Home is basically the book I wish somebody would write about tracing your family tree, except it's about tracing the history of a house and everyone who lived in it. (My mixed feelings are due to: I don't always like the fictionalised segments, and while I get while they're there - the book is also partly about the concept of home on a very personal level - I don't care about the bits where she revisits her old homes). Anyway, it had extra stuff from the people who lived in the house at the back! I am embarrassed by how delighted I am by this. Also, it is a much prettier book and my love for it is immediately a whole lot less grudging than it used to be, because clearly I am shallow like that.

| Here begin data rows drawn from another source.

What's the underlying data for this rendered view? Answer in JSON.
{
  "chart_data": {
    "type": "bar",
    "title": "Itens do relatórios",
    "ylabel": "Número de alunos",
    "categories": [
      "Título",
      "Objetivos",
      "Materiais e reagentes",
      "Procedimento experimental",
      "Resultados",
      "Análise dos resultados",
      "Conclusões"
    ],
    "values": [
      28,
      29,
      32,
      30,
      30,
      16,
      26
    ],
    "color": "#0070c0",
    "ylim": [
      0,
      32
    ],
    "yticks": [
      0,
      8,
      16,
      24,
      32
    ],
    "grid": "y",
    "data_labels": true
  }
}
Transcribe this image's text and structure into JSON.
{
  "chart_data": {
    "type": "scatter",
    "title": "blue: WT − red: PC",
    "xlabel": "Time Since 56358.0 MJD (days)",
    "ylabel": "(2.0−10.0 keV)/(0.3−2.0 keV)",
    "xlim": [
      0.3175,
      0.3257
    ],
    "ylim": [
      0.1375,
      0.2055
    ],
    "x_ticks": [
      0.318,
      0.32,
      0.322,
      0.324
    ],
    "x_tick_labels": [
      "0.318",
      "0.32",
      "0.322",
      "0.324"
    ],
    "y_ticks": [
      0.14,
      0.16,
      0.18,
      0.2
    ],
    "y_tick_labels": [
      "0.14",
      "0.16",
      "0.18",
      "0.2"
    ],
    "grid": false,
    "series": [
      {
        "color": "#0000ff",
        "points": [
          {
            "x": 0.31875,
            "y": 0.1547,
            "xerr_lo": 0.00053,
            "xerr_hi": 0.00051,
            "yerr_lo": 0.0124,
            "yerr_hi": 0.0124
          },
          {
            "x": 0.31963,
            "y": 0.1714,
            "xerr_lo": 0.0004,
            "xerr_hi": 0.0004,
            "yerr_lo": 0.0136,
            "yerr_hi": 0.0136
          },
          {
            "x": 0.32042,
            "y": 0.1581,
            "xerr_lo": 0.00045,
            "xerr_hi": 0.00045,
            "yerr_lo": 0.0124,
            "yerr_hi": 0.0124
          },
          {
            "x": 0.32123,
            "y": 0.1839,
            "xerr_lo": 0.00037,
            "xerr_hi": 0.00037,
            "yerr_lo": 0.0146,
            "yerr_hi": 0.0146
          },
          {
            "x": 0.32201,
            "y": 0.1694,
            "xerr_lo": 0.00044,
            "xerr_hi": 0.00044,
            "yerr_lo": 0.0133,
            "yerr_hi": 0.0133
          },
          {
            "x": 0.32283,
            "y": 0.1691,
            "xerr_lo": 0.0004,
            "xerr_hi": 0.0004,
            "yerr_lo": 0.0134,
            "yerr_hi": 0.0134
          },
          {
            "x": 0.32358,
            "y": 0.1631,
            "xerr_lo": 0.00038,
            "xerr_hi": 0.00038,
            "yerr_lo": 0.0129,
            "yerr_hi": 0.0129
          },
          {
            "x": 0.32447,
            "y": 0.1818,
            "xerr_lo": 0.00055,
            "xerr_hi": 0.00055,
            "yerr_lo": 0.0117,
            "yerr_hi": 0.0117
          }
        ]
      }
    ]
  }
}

And on Sunday, also possibly by magic, because I don't get post on Sundays, a book dropped through my letterbox. It was Bookworm by Lucy Mangan, and it was my birthday present from my friend G, which I knew immediately as it could be from no one else. (This is very early for G; usually I get my birthday present about six months later. It's not that she's disorganised, it's just that she takes birthdays very seriously and has to get the perfect present and often that takes time!)
Anyway, Bookworm (which had very kind type but which I also read too fast and gave myself a headache) is one of those autobiography-through-books books, but this focuses on childhood and the author is three years older than me and G, and also British, so her experiences correspond very closely to mine (although I took the path that led to Middle Earth and other fantasy novels and she didn't. Diana Wynne Jones is her biggest omission.) It's not uncritical of things that warrant criticism but it's very fondly written, sometimes beautifully, too, on what is so effective about the books she highlights, and I thoroughly enjoyed it. She's pretty good on seeing what's good about the books she didn't take to - her loss, our gain.) It's also a very pretty book in itself, and of course, made me think about where my experience was the same and different. (That was what gave me the headache, really. I start writing imaginary blog posts of all my thoughts; it's exhausting, and then you have absolutely no spoons left to write even coherent sentences on anything of the kind.) It was also the most G-like present possible!
I did also read A Viking in the Family by Keith Gregson, which is a small book of very short family history stories from various people, which was nice to dip in and out of. I think I could have lived with the stories being a little longer in places and the how to all kept to the section at the back, but I enjoyed it anyway.
What I'm Reading Now
On the NF (Family history) side, I am note-taking from Poor Jack by Ronald Hope about Merchant Seamen, which is interesting and accessible (mostly via contemporary accounts), but for my purposes has very little about coastal seaman, and even though it's about Merchant Seamen, it's amazing how often you still find yourself in the Navy.
I am not reading anything else properly at the moment, as I am waiting for the last Sarah Caudwell book to arrive, and it is resolutely not arriving. I'm mildly reading The Wills of Our Ancestors by Stuart A. Raymond, which is actually what you would expect and pretty helpful. (Pen & Sword have a whole series of these kind of books and they mostly are, although some more than others.)